An investigation found there were 24,653 reported cases across the region in the 12 months up to June 30 – the equivalent of 67 every day.
The number of people going missing has risen sharply West and South Yorkshire Police handled almost 19,000 of those cases between them, with one in four involving a child in care.
It is the apparent failure to stop children going repeatedly missing that is causing concern.
Assistant Chief Constable Mark Milsom of West Yorkshire Police said: “There can’t be a bigger crime issue than what’s going on here. Sitting behind it is the whole child sexual (CSE) exploitation issue.”
The link between CSE risk and children going missing is well documented, but these children are also some of the most challenging to support.
One 16-year-old girl in care, considered to be at risk from older men, is taking legal advice about her right to see who she wants.
Chief Superintendent Paul Money, Leeds Divisional Commander, said: “She’s still a child in the eyes of the law and certainly our focus is around safeguarding people like her and providing that general guardianship.”

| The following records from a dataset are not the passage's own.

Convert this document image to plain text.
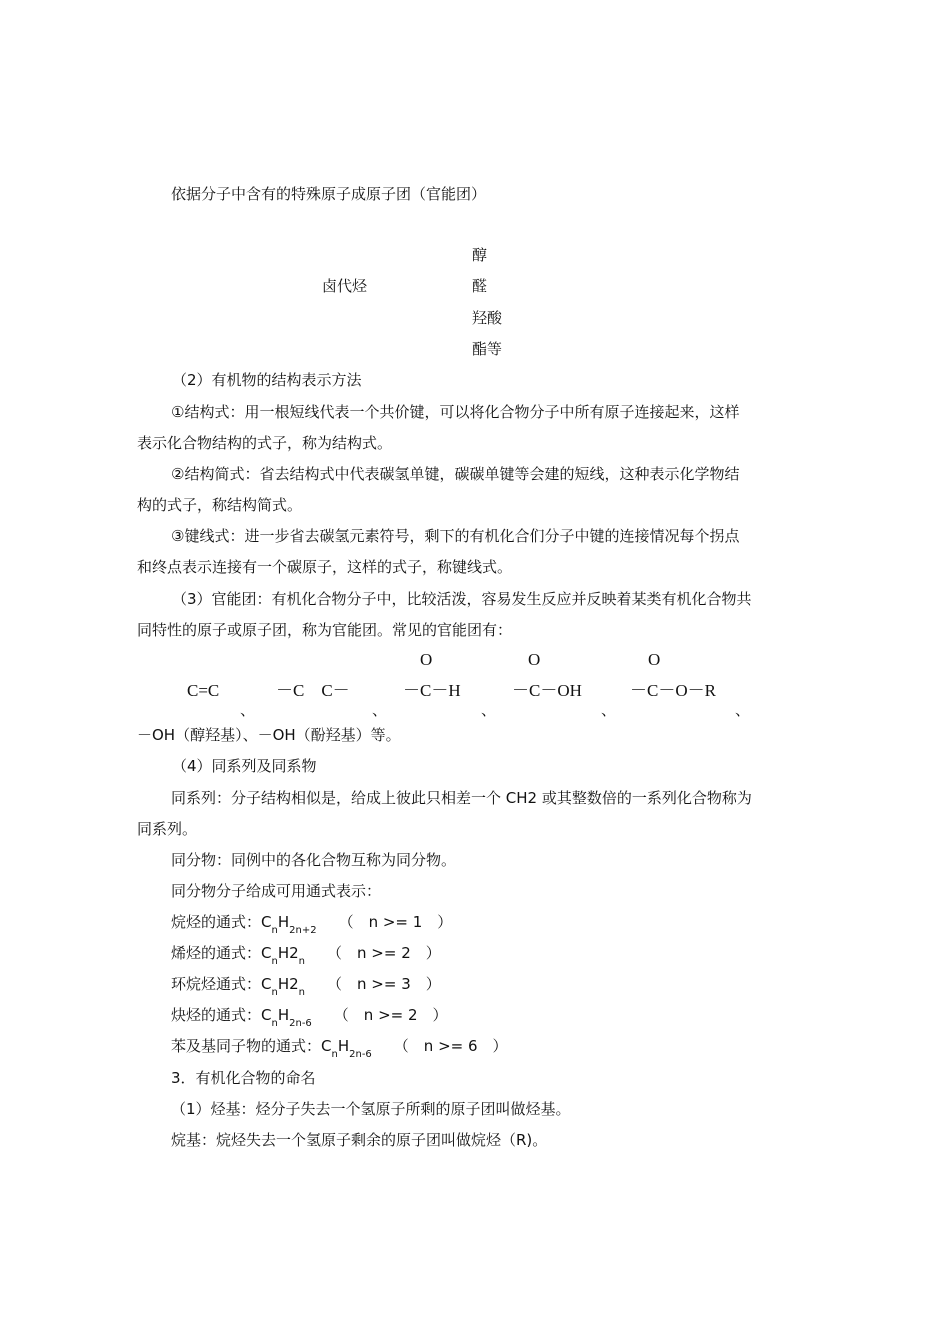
依据分子中含有的特殊原子成原子团（官能团）
卤代烃
醇
醛
羟酸
酯等
（2）有机物的结构表示方法
①结构式：用一根短线代表一个共价键，可以将化合物分子中所有原子连接起来，这样
表示化合物结构的式子，称为结构式。
②结构简式：省去结构式中代表碳氢单键，碳碳单键等会建的短线，这种表示化学物结
构的式子，称结构简式。
③键线式：进一步省去碳氢元素符号，剩下的有机化合们分子中键的连接情况每个拐点
和终点表示连接有一个碳原子，这样的式子，称键线式。
（3）官能团：有机化合物分子中，比较活泼，容易发生反应并反映着某类有机化合物共
同特性的原子或原子团，称为官能团。常见的官能团有：
O	O	O
C=C	－C　C－	－C－H	－C－OH	－C－O－R
、	、	、	、	、
－OH（醇羟基）、－OH（酚羟基）等。
（4）同系列及同系物
同系列：分子结构相似是，给成上彼此只相差一个 CH2 或其整数倍的一系列化合物称为
同系列。
同分物：同例中的各化合物互称为同分物。
同分物分子给成可用通式表示：
烷烃的通式：$C_nH_{2n+2}$ （　n >= 1　）
烯烃的通式：$C_nH2_n$ （　n >= 2　）
环烷烃通式：$C_nH2_n$ （　n >= 3　）
炔烃的通式：$C_nH_{2n-6}$ （　n >= 2　）
苯及基同子物的通式：$C_nH_{2n-6}$ （　n >= 6　）
3．有机化合物的命名
（1）烃基：烃分子失去一个氢原子所剩的原子团叫做烃基。
烷基：烷烃失去一个氢原子剩余的原子团叫做烷烃（R)。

The number of children in care going missing in Bradford has more than doubled, from 590 in 2014/15 to 1,303 in 2015/16.
And in neighbouring Leeds, there has been a 47 per cent rise. Yet neither authority seems to recognise a potential problem. Bradford Council said it had a “robust stance” in dealing with children reported missing. And Leeds City Council said it was effectively managing the issue strategically and on the ground.
But West Yorkshire Police Federation accused other agencies of passing their burden on by failing to stop people in their care going missing in the first place. Chairman Nick Smart said: “It’s pushing the service to breaking point.” Mr Milsom said: “Are the current care systems for vulnerable people, particularly vulnerable young people with CSE risk and people with mental health problems, under significant strain? Yes. Are the strains starting to show? Yes. Are the police going to be able to deal with it? We’re getting overwhelmed.”